Winners and losers​  

  • Foreign government investors.  Perhaps the biggest loser in the new regime, foreign government investors have formally been captured by the legislation, with little relief.  The definition of ‘foreign government investor’ will continue to capture a wide variety of acquirers where the connection to any foreign government is tenuous at best, tracing rules may then ‘infect’ targets in Australia with foreign government investor status, most activities by any of the foregoing – including offshore transactions – will require approval as notifiable actions (that is, mandatory approvals) and substantial application fees will apply.  The following limited relief is available:  
    • unlike under the prior regime, foreign government investors will be eligible to apply for exemption certificates for programs of land acquisition;
    • foreign government investors already operating in Australia will be able to establish wholly owned subsidiaries to carry on existing business without seeking FIRB approval;
    • there is a de minimis rule that excepts offshore transactions with very little connection to Australia out of the mandatory filing regime, although in our experience thus far very few transactions manage to fit within this exception.  
  • Commercial property developers.  Commercial property developers are the big winners under the new regime, with the following important changes:
    • the threshold for most commercial property transactions has been raised from $55M to $252M (the higher $1094M still applies to investors from certain treaty countries);
    • an expansion of the concept of commercial property to capture land that might previously have been considered residential (and therefore subject to stricter regulation).  

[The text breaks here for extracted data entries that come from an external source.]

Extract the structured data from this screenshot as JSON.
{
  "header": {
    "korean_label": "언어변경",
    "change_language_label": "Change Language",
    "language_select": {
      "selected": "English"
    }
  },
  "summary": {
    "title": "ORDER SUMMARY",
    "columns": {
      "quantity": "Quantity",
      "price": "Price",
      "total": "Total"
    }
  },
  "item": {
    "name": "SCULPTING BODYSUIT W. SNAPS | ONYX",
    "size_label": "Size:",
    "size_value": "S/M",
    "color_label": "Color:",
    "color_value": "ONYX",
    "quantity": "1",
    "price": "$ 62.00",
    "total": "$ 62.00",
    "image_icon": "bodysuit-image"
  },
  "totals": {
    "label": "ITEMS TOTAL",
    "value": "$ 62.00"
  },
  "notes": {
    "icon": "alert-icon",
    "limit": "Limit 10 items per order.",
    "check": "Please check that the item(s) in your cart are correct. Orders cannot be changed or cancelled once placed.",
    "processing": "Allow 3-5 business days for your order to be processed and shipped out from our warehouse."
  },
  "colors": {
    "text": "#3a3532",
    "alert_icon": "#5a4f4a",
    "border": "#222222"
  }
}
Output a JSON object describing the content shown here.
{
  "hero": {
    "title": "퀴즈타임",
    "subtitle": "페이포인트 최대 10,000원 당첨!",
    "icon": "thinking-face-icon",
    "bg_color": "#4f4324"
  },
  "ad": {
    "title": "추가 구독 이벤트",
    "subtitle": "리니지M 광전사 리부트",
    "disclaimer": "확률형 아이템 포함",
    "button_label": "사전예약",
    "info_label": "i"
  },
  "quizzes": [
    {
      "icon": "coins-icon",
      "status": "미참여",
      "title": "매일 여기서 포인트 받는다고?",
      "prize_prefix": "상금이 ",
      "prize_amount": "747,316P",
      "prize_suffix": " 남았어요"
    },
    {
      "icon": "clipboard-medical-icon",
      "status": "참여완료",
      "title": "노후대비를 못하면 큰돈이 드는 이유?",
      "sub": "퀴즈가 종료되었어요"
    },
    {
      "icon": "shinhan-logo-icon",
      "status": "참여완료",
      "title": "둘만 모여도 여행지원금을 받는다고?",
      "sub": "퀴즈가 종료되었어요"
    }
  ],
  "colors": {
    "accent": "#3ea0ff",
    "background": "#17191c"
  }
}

  • Moneylenders.  Another big winner is the ordinary course moneylender.  The previous moneylending exemptions were narrowly applied and technically failed to exempt an array of common security transactions.  The new legislation ensures that security trustees that are subsidiaries of the lender and lenders that are foreign government investors are much less likely to have to apply for approval either to take security or to enforce it (in the latter case, so long as assets acquired as a result of enforcement are not retained for 6 months (where the foreign government investor lender is not an ADI) or 12 months (where the foreign government investor lender is an ADI).